Aus einem Schreiben des Erzbischofs vorn 29. Juni d.J. geht dann unmißverständlich hervor, daß er nach einer Besichtigung Hehns im Sommer 1827 von der Dringlichkeit der Errichtung einer Filialkirche in dieser Ortschaft für Hehn, Wolfsittard und Heerdt überzeugt war. Überdies hätten die Hehner ja schon 1600 Taler für den Kirchenbau gesammelt. Zwei Tage zuvor hatte Spiegel bereits der Regierung in Düsseldorf mitgeteilt, wegen der weiten Wege sei die Erbauung einer Filialkirche ür die Gemeinde "Hain bei Mönchen-Gladbach" notwendig. Wenig begeistert war der Rheindahlener Oberpfarrer A. Pütz, der am 8. Juli d.J. sich gegen die Abtrennung von Wolfsittard und Heerdt aussprach. Seine Pfarre sei deckungsgleich mit dem ehemaligen jülichschen Amt Dahlen und solle fernerhin "unzerstückelt bleiben". Außerdem sei Wolfsittard der "Wohnsitz der Armen von Dahlen", und in Heerdt gäbe es nur einen Bewohner ohne Schulden. Die Bewohner dieser Ortschaften wären also nur eine Belastung für die neue Filiale. Dem konnte man entgegnen, dann solle er doch froh sein, diese Bedürftigen zu verlieren.
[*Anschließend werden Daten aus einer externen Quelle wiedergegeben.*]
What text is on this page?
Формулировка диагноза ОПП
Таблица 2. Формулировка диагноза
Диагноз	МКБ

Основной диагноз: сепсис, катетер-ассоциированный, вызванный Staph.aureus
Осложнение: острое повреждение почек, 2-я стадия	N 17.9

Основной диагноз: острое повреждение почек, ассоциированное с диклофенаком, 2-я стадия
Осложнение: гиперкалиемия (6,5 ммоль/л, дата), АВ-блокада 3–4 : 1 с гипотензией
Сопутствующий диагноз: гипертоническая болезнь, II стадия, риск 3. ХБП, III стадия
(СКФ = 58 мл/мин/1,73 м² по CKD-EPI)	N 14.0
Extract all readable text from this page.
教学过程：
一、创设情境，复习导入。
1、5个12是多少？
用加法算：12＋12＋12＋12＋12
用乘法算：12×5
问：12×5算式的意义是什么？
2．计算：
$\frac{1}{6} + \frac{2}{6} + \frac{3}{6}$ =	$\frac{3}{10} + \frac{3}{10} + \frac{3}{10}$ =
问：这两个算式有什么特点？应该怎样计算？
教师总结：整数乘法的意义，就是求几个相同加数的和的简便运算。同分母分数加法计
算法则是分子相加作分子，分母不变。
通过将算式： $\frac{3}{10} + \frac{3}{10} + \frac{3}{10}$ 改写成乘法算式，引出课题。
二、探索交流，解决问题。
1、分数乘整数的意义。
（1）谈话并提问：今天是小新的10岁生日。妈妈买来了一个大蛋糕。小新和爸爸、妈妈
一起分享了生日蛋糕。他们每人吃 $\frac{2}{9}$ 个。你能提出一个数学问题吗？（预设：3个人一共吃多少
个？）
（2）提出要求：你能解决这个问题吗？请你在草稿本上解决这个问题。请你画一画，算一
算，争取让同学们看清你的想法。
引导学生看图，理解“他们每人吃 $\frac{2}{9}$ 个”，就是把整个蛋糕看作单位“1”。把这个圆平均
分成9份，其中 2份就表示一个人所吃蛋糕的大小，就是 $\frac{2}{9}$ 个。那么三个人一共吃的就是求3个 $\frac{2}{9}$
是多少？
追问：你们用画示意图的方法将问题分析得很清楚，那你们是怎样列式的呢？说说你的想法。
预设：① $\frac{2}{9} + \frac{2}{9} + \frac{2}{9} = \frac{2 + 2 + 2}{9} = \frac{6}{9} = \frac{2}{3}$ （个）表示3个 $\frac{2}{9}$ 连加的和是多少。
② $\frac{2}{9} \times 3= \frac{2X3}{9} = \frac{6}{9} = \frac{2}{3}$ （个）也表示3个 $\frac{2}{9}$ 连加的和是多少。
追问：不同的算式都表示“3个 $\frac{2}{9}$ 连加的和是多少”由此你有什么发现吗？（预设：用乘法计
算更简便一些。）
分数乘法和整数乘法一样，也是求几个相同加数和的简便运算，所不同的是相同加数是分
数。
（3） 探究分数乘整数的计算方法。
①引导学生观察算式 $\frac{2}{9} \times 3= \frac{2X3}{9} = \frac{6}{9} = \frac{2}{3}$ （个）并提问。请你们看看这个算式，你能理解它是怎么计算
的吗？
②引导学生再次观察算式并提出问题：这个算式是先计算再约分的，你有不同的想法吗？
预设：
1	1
Es kam noch ärger. Die Bewohner von Hehn wichen nach seiner Überzeugung "in Sprache, Sitten und Handlungsart" von denen aus Wolfsittard und Heerdt ab; eher überzeugt schon der Vorschlag, Hehnerholt zur Filialpfarre hinzuzunehmen. Es stimmt auch, daß die Wegeverbindungen von Wolfsittard und Heerdt nach Hehn damals nicht günstig waren. Ferner spricht einiges dafür, daß die Bewohner der beiden Ortschaften gar nicht ausgepfarrt werden wollten. Das meinte auch Landdechant Winzen. 

Dieses Schreiben blieb beim Erzbischof nicht ohne Wirkung. In einem Schreiben vom 12. Juli 1828 an die Regierung in Düsseldorf berichtet er, Pütz halte eine "Vereinigung" von Wolfsittard und Heerdt mit Hehn für unmöglich wegen der gegenseitigen Abneigung. So bleibe für die neue Filiale nur Hehn übrig. Damit war aber die Regierung nicht einverstanden und schlug am 3. November d.J. vor, die Hehner sollten nach Hardt eingepfarrt werden, was dem Erzbischof nicht gefiel. Andererseits sah er ein. daß der Ertrag der Kollekten für die neue Kirche in Hehn "gegenwärtig nicht ergiebig ausfallen" könne. So schreibt er am 6. Dezember d.J. an Oberpfarrer Bischoff: Wenn auch die Regierung dem Projekt gegenüber nicht "abgeneigt" sei, blieben die gegenwärtigen Schwierigkeiten zu groß. "Daher theile ich", schließt er, "mit der Königlichen Regierung die Ansicht, daß diese Angelegenheit noch eine geraume Zeit auf sich beruhen müsse . . ." Mit gleichem Datum hatte er auch der Regierung in Düsseldorf mitgeteilt, es sei bei der derzeitigen Sachlage das Beste, "in den gegenwärtigen Pfarrverhältnissen der betheiligten Ortschaften keine Anordnung vorzunehmen".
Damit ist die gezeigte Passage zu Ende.